Humans have been babbling, chattering, and making other noises about things ‘wholly other’ since the advent of what we could define as language. But even before that, there was a (divine?) itch to ‘speak’ about Transcendence, God, the gods, or the Divine, even if it was through rudimentary images painted on cave walls.[1] Generations after generations of theologians, professional and lay alike, continue to be puzzled by bland truisms such as “How can we speak about God?” or “What can we say about God?” Some have even ventured as far as to ask the more disturbing question “Why do we feel the need to say anything at all?” These are the most rudimentary questions that theology asks and are also of significance to the average believer, though they may not be conscious that they ask these same questions. Richard Kearney asks all three of these questions, most explicitly in The God Who May Be, Anatheism: Returning to God After God, and the many articles and dialogues that have ensued since.[2] Kearney’s hermeneutics of religion tables a moderating voice in the ‘God Debates’ between atheists, such as Richard Dawkins and Sam Harris, and theists, mostly Christian apologists seeking to put an end to atheistic naturalism.
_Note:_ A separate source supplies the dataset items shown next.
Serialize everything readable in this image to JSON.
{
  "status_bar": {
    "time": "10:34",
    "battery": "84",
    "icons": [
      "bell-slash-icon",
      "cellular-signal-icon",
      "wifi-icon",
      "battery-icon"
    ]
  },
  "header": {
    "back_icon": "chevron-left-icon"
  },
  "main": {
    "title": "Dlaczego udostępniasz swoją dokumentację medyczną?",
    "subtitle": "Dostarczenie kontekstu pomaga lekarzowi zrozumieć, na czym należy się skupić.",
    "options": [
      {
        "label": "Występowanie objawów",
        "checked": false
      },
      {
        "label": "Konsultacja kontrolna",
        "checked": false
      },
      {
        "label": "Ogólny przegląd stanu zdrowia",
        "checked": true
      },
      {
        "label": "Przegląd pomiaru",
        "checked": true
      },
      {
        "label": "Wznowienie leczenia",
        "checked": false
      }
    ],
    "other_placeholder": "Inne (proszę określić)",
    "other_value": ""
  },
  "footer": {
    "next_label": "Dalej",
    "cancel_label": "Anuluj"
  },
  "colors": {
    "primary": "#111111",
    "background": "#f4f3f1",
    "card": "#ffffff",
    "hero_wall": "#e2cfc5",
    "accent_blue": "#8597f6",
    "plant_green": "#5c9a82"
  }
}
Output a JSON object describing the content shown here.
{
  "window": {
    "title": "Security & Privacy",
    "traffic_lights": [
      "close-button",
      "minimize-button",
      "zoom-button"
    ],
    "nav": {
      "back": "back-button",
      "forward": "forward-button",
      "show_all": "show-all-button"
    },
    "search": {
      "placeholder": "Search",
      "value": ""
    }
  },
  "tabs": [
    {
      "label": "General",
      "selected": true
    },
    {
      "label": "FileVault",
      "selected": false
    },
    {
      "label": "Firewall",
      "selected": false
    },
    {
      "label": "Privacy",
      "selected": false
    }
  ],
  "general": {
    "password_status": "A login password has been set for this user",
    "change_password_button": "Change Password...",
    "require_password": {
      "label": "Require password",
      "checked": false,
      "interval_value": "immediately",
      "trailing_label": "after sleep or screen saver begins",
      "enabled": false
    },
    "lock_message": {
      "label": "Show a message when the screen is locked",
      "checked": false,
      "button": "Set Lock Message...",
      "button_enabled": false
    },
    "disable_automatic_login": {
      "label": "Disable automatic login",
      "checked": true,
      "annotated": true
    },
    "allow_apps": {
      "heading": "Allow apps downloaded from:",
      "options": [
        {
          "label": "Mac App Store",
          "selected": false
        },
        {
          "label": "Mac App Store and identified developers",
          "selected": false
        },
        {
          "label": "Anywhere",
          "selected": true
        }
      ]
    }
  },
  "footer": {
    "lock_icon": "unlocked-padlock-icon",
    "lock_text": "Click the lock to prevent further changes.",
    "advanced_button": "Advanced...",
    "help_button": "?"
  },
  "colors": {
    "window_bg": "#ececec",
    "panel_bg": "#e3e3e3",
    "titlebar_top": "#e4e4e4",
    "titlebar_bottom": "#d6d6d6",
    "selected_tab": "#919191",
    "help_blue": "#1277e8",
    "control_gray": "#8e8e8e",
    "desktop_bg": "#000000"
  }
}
No real ground has been made by either side because that’s just the problem: they have posted their battle lines publicly and refuse to budge. This polarizing debate has recently been entered into by thinkers from all sorts of confessions (and anti-confessions) who propose a middle way. Richard Kearney is one such thinker who has evidently been faced with the very real and pressing critiques of belief, God, and faith, and sought to account for those critiques while remaining open to the possibility of faith becoming new in a time when hope, justice, love, and responsibility to others are needed now more than ever as we witness and experience social, political, economic, existential, and religious upheavals on a daily basis.

The most elementary question that I am seeking to ask here is: Can Richard Kearney be considered an apophatic thinker?[3]That said, it seems to me that there are many flavours of the apophatic way that we really can’t speak of it as some sort of monolithic theological idea. It may be best, then, to speak of via negativas, negative ways, apophatic theologies, rather than one via or one via negativa and one apophatic theology. So, is Kearney an apophatic thinker?